Ils précisent : «  Lorsqu’un aliment est ingéré, une multitude de signaux sensoriels (arômes et saveurs notamment) sont perçus au niveau de la langue et du nez et intégrés simultanément. Les arômes au même titre que les odeurs imaginées participent donc à la perception du goût  ».  Partant de ce constat, les chercheurs ont eu l’idée de renforcer la perception de la saveur salée des aliments en utilisant des arômes évoquant des «  goûts salés  ». Après avoir établi une liste d’arômes candidats, les scientifiques ont vérifié que leur simple évocation par le nom était bien associée à un goût salé dans l’esprit des consommateurs (sardine, bacon, anchois, cacahuète, comté,  jambon, poulet, sauce soja, etc.). Au final, ils ont retenu quatorze arômes commerciaux et ils se sont livrés à des tests. Les résultats obtenus montrent que certains arômes possèdent une dimension «  salée  » alors que d’autres non. Les arômes qui évoquent de prime abord le plus la saveur salée (anchois, bacon) sont ceux qui l’imitent le mieux. En outre, lorsque le consommateur s’attend à ressentir une sensation «  salée  », la perception de la teneur en sel de la solution proposée est accrue même lorsqu’il s’agit de très faibles quantités de sel. Cette saveur salée peut donc être provoquée simplement en l’imaginant à l’avance. Actuellement, les recherches se poursuivent pour évaluer l’impact renforçateur durable des arômes sur la saveur salée dans des modèles alimentaires plus complexes et des aliments réels. À terme, les chercheurs pourraient étendre l’utilisation de ce mécanisme de compensation inter sensorielle mis en évidence dans cette étude à d’autres composés sensoriels (sucre, matières grasses) dont la teneur dans les aliments devrait être réduite.

Le sel est un ingrédient largement impliqué dans la structuration des produits, la conservation, la sécurité microbiologique et bien sûr dans l’appréciation de nombreux aliments, mais l’excès en tout est un défaut !
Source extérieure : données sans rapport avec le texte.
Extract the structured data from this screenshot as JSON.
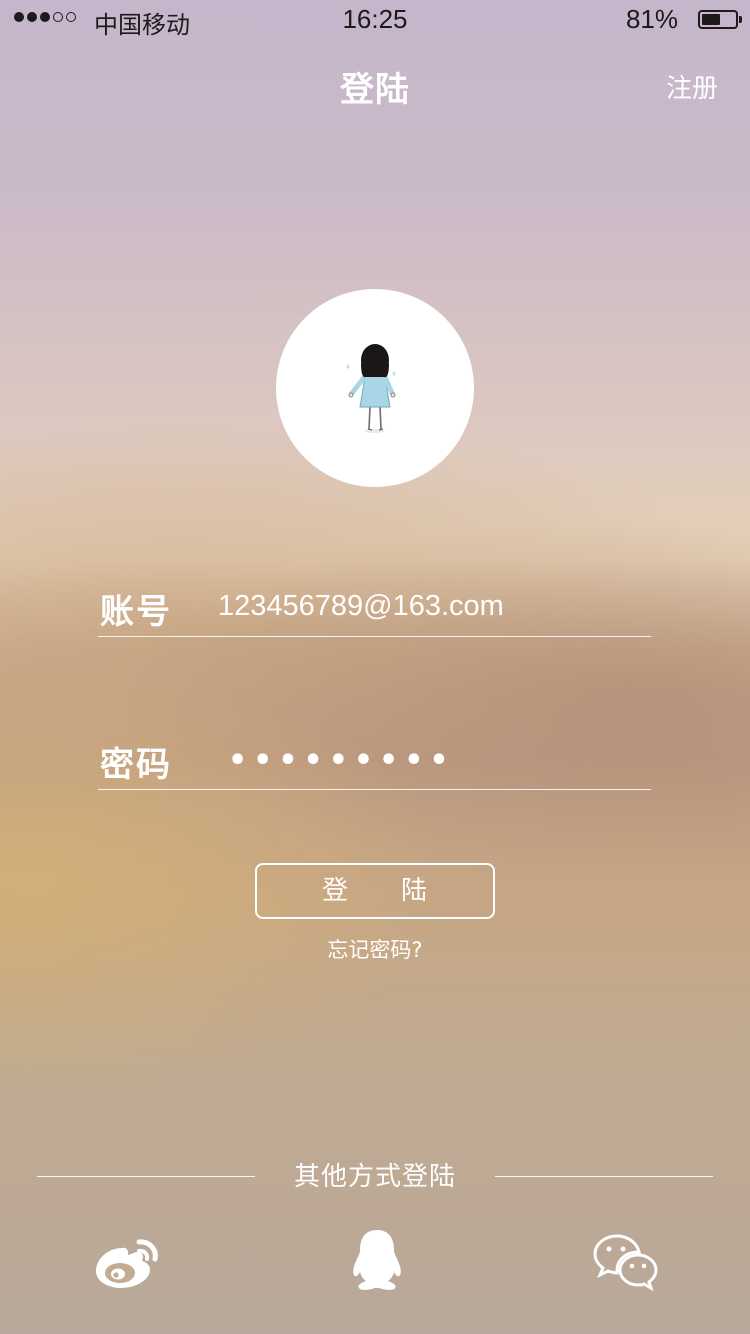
{
  "status_bar": {
    "carrier": "中国移动",
    "time": "16:25",
    "battery_percent_text": "81%",
    "battery_level": 0.81,
    "signal_bars_filled": 3,
    "signal_bars_total": 5
  },
  "nav": {
    "title": "登陆",
    "register_label": "注册"
  },
  "form": {
    "account_label": "账号",
    "account_value": "123456789@163.com",
    "password_label": "密码",
    "password_mask": "•••••••••",
    "login_button_chars": [
      "登",
      "陆"
    ],
    "forgot_password": "忘记密码?"
  },
  "other_login": {
    "label": "其他方式登陆",
    "providers": [
      {
        "icon": "weibo-icon"
      },
      {
        "icon": "qq-icon"
      },
      {
        "icon": "wechat-icon"
      }
    ]
  },
  "colors": {
    "text_primary": "#ffffff",
    "status_text": "#1e1a1c",
    "avatar_bg": "#ffffff",
    "figure_dress": "#a9d6e6"
  }
}
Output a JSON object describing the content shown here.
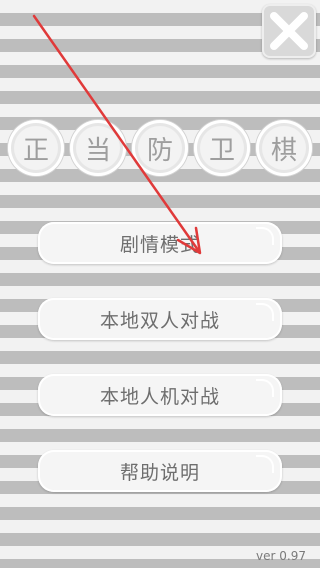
{
  "title_chars": [
    "正",
    "当",
    "防",
    "卫",
    "棋"
  ],
  "menu": {
    "story_mode": "剧情模式",
    "local_pvp": "本地双人对战",
    "local_pve": "本地人机对战",
    "help": "帮助说明"
  },
  "version": "ver 0.97",
  "icons": {
    "close": "close-x-icon",
    "arrow": "red-arrow-annotation"
  },
  "colors": {
    "stripe_light": "#f2f2f2",
    "stripe_dark": "#bdbdbd",
    "annotation_red": "#e03a3a"
  }
}
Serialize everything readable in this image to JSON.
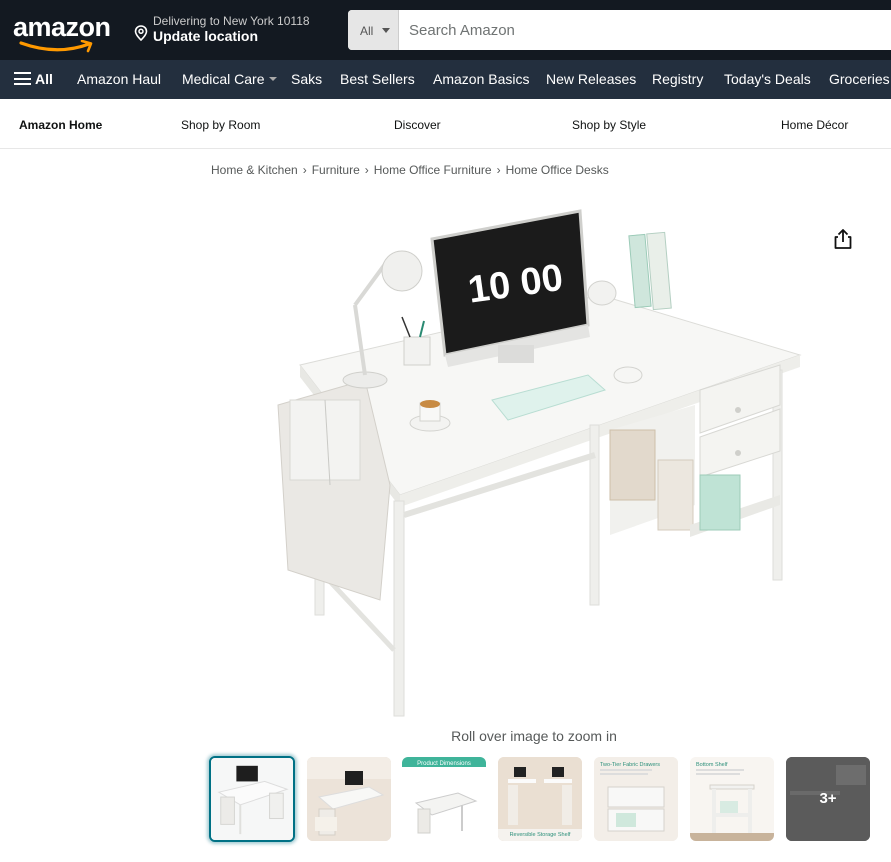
{
  "header": {
    "logo_text": "amazon",
    "deliver_line1": "Delivering to New York 10118",
    "deliver_line2": "Update location",
    "search_category": "All",
    "search_placeholder": "Search Amazon"
  },
  "nav": {
    "all_label": "All",
    "items": [
      "Amazon Haul",
      "Medical Care",
      "Saks",
      "Best Sellers",
      "Amazon Basics",
      "New Releases",
      "Registry",
      "Today's Deals",
      "Groceries"
    ]
  },
  "subnav": {
    "items": [
      "Amazon Home",
      "Shop by Room",
      "Discover",
      "Shop by Style",
      "Home Décor"
    ]
  },
  "breadcrumb": [
    "Home & Kitchen",
    "Furniture",
    "Home Office Furniture",
    "Home Office Desks"
  ],
  "product": {
    "monitor_clock": "10 00",
    "zoom_hint": "Roll over image to zoom in",
    "more_thumbs": "3+",
    "thumb2_caption": "Product Dimensions",
    "thumb4_caption": "Reversible Storage Shelf",
    "thumb5_caption": "Two-Tier Fabric Drawers",
    "thumb6_caption": "Bottom Shelf"
  },
  "colors": {
    "topbar": "#131921",
    "navbar": "#232f3e",
    "logo_smile": "#ff9900",
    "thumb_selected": "#007185"
  }
}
J’observais récemment un monsieur dans un restaurant. A peine le chef lui avait-il apporté son steak-frites que, sans même goûter le plat, il le salait d’office ! Il y a des comportements à bannir ! Ils participent à la réduction des cas de maladies coronariennes, des accidents vasculaires cérébraux et autres infarctus du myocarde et conséquemment à leurs rudes cortèges de prises en charge coûteuses pour tous. Réduire la teneur en sel des aliments est devenu un enjeu important pour les industriels de l’alimentaire. Mais souvent les produits pauvres en sel semblent fades. Les études des chercheurs apportent des éléments de solutions à cette question. Nous consommons chaque jour 8,5 grammes de sel, soit quatre fois plus que nos besoins physiologiques. L’Organisation Mondiale de la Santé s’est prononcée en faveur d’une réduction de la teneur en sel dans les aliments pour atteindre une consommation de 5 grammes par jour.